Locke took it all in from the shadows of the starboard side, just below the raised quarterdeck. The starboard stairs weren't flush with the rail; there was space enough for a lean person to wedge comfortably between the two. “Ravelle” had been greeted warmly and eagerly enough when he'd circulated on deck, but now that he'd found a cozy exile nobody seemed to be missing him. In his hands was a large leather jack full of blue wine that was worth its weight in silver, untouched.

Across the great mass of laughing, drinking sailors, Locke could make out Jean at the ship's opposite rail. While Locke watched, the shape of a woman, much shorter, approached him from behind and reached out toward him. Locke turned away.

The water slipped past, a black gel topped with curls of faintly phosphorescent foam. The
Orchid
was setting a good pace through the night.
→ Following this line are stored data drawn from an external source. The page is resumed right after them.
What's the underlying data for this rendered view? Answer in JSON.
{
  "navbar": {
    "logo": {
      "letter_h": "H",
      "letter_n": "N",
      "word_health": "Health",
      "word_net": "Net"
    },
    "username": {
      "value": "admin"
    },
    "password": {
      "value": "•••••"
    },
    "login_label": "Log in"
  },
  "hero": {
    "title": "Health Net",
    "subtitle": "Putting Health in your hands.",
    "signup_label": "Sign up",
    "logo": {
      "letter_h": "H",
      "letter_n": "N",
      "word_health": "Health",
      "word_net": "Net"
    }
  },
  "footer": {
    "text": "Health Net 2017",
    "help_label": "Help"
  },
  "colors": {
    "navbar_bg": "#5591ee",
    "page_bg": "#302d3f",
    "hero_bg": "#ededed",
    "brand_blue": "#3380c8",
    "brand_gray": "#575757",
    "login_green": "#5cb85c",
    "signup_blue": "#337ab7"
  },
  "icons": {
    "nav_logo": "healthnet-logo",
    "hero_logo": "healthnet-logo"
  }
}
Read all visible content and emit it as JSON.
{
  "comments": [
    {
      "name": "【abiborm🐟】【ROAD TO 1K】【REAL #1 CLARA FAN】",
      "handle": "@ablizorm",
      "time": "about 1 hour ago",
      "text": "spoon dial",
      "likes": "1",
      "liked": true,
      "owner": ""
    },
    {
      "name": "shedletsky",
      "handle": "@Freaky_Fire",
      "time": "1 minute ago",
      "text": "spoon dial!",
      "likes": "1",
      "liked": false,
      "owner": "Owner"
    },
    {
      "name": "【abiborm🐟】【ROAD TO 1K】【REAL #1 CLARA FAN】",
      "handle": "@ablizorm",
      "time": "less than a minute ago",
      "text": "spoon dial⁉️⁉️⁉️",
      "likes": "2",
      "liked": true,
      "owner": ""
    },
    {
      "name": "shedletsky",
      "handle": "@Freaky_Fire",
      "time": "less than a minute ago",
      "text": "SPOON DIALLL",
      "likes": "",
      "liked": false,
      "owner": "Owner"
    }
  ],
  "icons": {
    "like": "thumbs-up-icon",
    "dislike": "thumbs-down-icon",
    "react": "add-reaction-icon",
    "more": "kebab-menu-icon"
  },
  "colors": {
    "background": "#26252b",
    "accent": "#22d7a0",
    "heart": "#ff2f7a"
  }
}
Laden, she yielded less than before to the chop of the sea, and was parting these little waves like they were air.

“When I was a lieutenant apprentice,” said Captain Drakasha, “on my first voyage with an officer's sword, I lied to my captain about stealing a bottle of wine.”

She spoke softly. Startled, Locke looked around and saw that she was standing directly over him, at the forward quarterdeck rail.

“Not just me,” she continued. “All eight of us in the apprentices' berth. We ‘borrowed' it from the captain's private stores and should have been smart enough to pitch it over the side when we'd finished.”

“In the…navy of Syrune, this was?”

“Her Resplendent Majesty's Sea Forces of Syrune Eternal.” Drakasha's smile was a crescent of white against darkness, faint as the foam topping the waves. “The captain could have had us whipped, or reduced in rank, or even chained up for formal trial on land. Instead she had us strike down the royal yard from the mainmast. We had a spare, of course. But she made us scrape the varnish off the one we'd taken down…. This is a spar of oak, you know, ten feet long and thick as a leg. The captain took our swords and said they'd be restored if and only if we ate the royal yard. Tip to tip, every last splinter.”